[C++14] lambda expression type extract tricks

From Paul Fultz II's article:
Static Lambdas: Initializing lambdas at compile time

Interesting tricks that he had applied.

Instead of initializing lambda object at program start-up.

Idea:
1.
lambda expression object is generated during run-time;
however, the type itself for sure is completed during compile time.

2.
Extract the lambda expression type thus could be used for constexpr variable. 


Steps:

1.
Extract ptr to lambda expression type.
Of course, use template function to deduce :-)
this function is not constexpr due to it's parameter isn't literal type.
--

template<typename T>
typename std::remove_reference<T>::type* GetPtrToLambda(T&& t)
{
    return &t;
}

2.
A constexpr template function could extract the type: Wrapper<T> explained later.
--

template<typename T>
constexpr Wrapper<T> GetLambdaWrapper(T*)
{
    return {};
}

3.
GetPtrToLambda([](auto i){cout << i << endl;})
will be run on runtime; however, we only need the type at compile time. Trick Paul Fultz did:
--

true ? nullptr : GetPtrToLambda([](auto i){cout << i << endl;});

--
i.e, will get a ptr to lambda expression type but point to null.

4.
i.e:
--

>GetLambdaWrapper(true ? nullptr : GetPtrToLambda([](auto i){cout << i << endl;}));

--
Now we have the Wrapper<T> while T is the lambda expression type.

5.
Wrapper is straight forward: A stateless Wrapper of size 1 byte.
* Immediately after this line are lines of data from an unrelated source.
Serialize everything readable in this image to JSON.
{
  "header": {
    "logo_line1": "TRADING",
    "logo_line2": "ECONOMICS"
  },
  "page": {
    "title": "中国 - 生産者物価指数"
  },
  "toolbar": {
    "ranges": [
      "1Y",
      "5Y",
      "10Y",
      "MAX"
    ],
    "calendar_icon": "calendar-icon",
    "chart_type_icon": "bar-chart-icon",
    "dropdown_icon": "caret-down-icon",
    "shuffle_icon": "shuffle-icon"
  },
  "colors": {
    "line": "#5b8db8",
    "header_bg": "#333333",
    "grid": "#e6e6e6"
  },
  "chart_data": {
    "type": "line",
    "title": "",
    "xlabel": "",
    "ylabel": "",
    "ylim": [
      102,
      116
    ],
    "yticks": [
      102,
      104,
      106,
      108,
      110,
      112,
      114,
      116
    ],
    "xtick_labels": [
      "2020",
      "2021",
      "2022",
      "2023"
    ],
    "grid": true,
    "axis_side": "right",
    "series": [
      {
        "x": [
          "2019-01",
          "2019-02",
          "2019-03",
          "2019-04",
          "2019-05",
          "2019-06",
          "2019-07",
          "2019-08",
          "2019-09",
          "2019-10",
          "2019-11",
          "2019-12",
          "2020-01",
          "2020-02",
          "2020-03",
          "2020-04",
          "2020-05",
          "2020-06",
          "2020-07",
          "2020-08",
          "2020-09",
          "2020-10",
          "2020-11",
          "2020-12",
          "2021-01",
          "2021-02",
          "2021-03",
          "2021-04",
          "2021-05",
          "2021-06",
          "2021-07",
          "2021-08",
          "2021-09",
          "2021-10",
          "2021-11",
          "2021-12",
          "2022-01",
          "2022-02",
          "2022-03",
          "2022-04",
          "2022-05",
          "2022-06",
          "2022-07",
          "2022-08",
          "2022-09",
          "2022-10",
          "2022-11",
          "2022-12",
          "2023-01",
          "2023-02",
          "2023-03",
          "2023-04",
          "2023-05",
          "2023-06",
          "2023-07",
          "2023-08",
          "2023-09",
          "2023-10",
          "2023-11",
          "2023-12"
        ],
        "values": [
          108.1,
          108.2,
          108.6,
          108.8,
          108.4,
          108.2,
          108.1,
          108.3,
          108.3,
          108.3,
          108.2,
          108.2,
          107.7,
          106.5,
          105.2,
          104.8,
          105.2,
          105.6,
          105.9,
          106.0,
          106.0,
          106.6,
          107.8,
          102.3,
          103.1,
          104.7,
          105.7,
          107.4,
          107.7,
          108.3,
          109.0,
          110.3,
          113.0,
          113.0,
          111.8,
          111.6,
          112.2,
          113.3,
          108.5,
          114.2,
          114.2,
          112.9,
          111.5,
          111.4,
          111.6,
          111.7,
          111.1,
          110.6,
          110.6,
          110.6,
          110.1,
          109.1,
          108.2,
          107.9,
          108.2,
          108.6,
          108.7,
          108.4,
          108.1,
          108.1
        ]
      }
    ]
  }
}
T is the type of lambda expression type.
This works only for stateless lambda expression type.
--

template<typename T>
struct Wrapper
{
    template<typename... A>
    decltype(auto) operator()(A&&... a) const
    {
        return reinterpret_cast<const T&>(*this)(std::forward<A>(a)...);
    }
};

6.
The binary size of the code is roughly the same as simply do:

auto lambda = [](auto i){cout << i << endl;};

7.
Full code:
----

#include <iostream>
#include <type_traits>

using namespace std;

template<typename T>
typename std::remove_reference<T>::type* GetPtrToLambda(T&& t)
{
    return &t;
}

template<typename T>
struct Wrapper
{
    template<typename... A>
    decltype(auto) operator()(A&&... a) const
    {
        return reinterpret_cast<const T&>(*this)(std::forward<A>(a)...);
    }
};

template<typename T>
constexpr Wrapper<T> GetLambdaWrapper(T*)
{
    return {};
}

constexpr auto lambda = GetLambdaWrapper(true ? nullptr : GetPtrToLambda(
    [](auto i){cout << i << endl;}));

int main()
{
    lambda(42);
}